A touch of humanity amidst the ruins. The photo of this father holding his dead daughter’s hand in the devastation that followed the massive February 6 earthquake in Turkey moved the world and sparked a wave of solidarity with this broken man, he says today .
Almost three weeks after that natural disaster killed more than 44,000 people in Turkey and Syria, Adem Altan, the AFP photographer who took the shot, found Mesut Hancer. This grieving Turk, father of four including Irmak, 15, who died buried under the rubble of an eight-storey building, recently left his city of Kahramanmaras in southeastern Turkey to settle in Ankara.
“I also lost my mother, brothers and nephews in the earthquake. But there’s nothing quite like burying your child,” admits the forty-year-old. “It’s an indescribable pain.” Today the family is trying to make a living outside of Kahramanmaras, the town near the epicenter of the 7.8 magnitude earthquake that also struck northern Syria. The photo of Mesut Hancer, petrified, impervious to cold and rain, dressed in an orange jacket and not letting go of his dead child’s hand, has become a symbol of a catastrophe that claimed tens of thousands of lives.
On the front pages of many newspapers worldwide, reproduced millions of times on the Internet, the snapshot triggered a wave of solidarity with the father and his family. A businessman from Ankara offered them accommodation and offered to hire the grieving father as an administrative clerk at his private television station.
“My daughter slept like an angel in her bed”
A drawing offered by an artist, depicting Irmak as an angel next to his father, now adorns the family living room. “I couldn’t let go of his hand. My daughter slept like an angel in her bed,” he says.

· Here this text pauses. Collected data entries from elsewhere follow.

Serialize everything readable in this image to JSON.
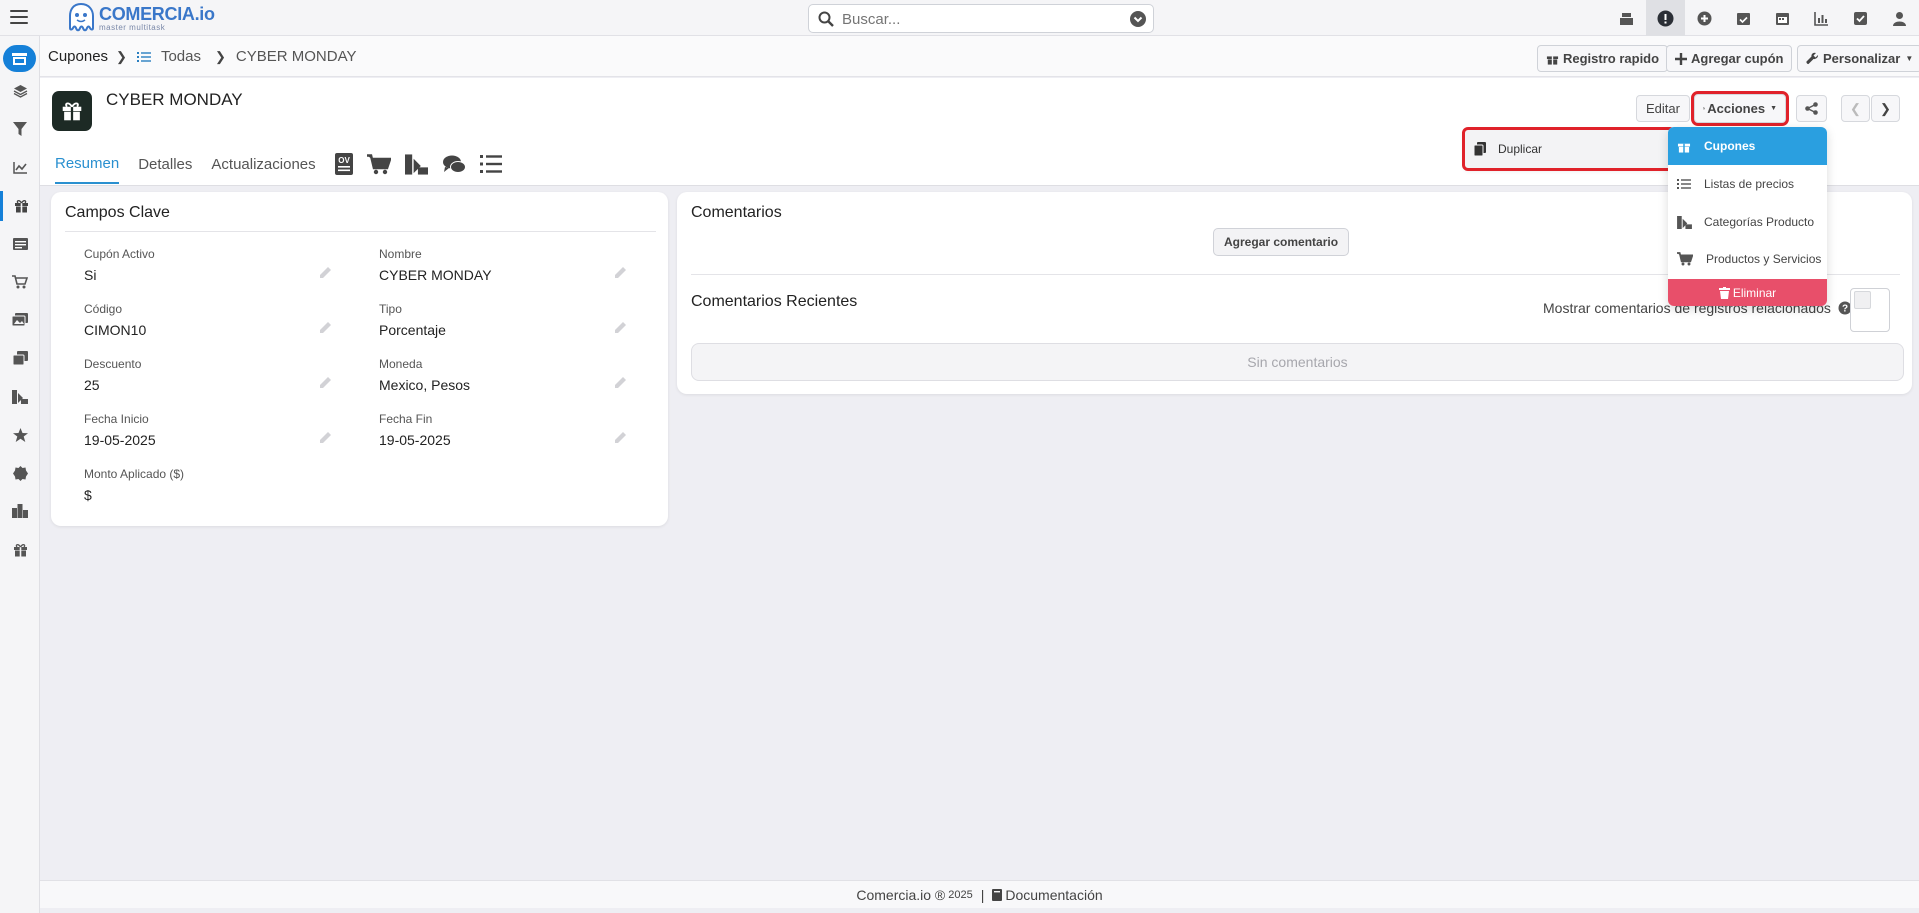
{
  "app": {
    "name": "COMERCIA.io",
    "tagline": "master multitask"
  },
  "search": {
    "placeholder": "Buscar..."
  },
  "breadcrumb": {
    "module": "Cupones",
    "list": "Todas",
    "record": "CYBER MONDAY"
  },
  "toolbar": {
    "quick_register": "Registro rapido",
    "add_coupon": "Agregar cupón",
    "customize": "Personalizar"
  },
  "record": {
    "title": "CYBER MONDAY"
  },
  "tabs": {
    "summary": "Resumen",
    "details": "Detalles",
    "updates": "Actualizaciones"
  },
  "actions": {
    "edit": "Editar",
    "actions": "Acciones"
  },
  "actions_menu": {
    "duplicate": "Duplicar",
    "items": [
      "Cupones",
      "Listas de precios",
      "Categorías Producto",
      "Productos y Servicios"
    ],
    "delete": "Eliminar"
  },
  "key_fields": {
    "title": "Campos Clave",
    "fields": [
      {
        "label": "Cupón Activo",
        "value": "Si"
      },
      {
        "label": "Nombre",
        "value": "CYBER MONDAY"
      },
      {
        "label": "Código",
        "value": "CIMON10"
      },
      {
        "label": "Tipo",
        "value": "Porcentaje"
      },
      {
        "label": "Descuento",
        "value": "25"
      },
      {
        "label": "Moneda",
        "value": "Mexico, Pesos"
      },
      {
        "label": "Fecha Inicio",
        "value": "19-05-2025"
      },
      {
        "label": "Fecha Fin",
        "value": "19-05-2025"
      },
      {
        "label": "Monto Aplicado ($)",
        "value": "$"
      }
    ]
  },
  "comments": {
    "title": "Comentarios",
    "add_button": "Agregar comentario",
    "recent_title": "Comentarios Recientes",
    "show_related": "Mostrar comentarios de registros relacionados",
    "empty": "Sin comentarios"
  },
  "footer": {
    "brand": "Comercia.io ®",
    "year": "2025",
    "separator": "|",
    "docs": "Documentación"
  },
  "colors": {
    "accent": "#2a90d0",
    "highlight": "#e0222a",
    "danger": "#e84f6a"
  }
}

Turkish father Mesut Hancer with a portrait of his daughter Irmak this Saturday in Ankara. AFP/Adem Altan AFP or licensors
At the time of the earthquake at 04:17 (01:17 GMT), Mesut Hancer was working in his bakery. He immediately called his family for news. Their one-story house stood, though damaged, and his wife and three adult children were safe.
But the family could not reach the youngest child, Irmak, who slept with her grandmother that night. The teenager wanted to spend more time with her cousins who were visiting from Istanbul and Hatay. Worried, Mesut Hancer ran to his mother’s house.
There he found the eight-storey building collapsed, reduced to a heap of rubble, from which emerge scattered the remains of everyday life reduced to nothing. And in the midst of the ruins his daughter. No rescue team will arrive until the next day, leaving Mesut Hancer and other residents in their desperate efforts to find loved ones beneath the rubble.
Mr. Hancer attempted to free Irmak’s body by clearing away the concrete blocks with his bare hands. Vain. So he remained motionless, gnawed by endless grief, sitting next to his dead daughter. “I held her hand, stroked her hair, kissed her cheeks,” he says. He later noticed that an AFP photographer, Adem Altan, was taking pictures. “Take pictures of my child,” he then whispered, his voice cracking and shaking.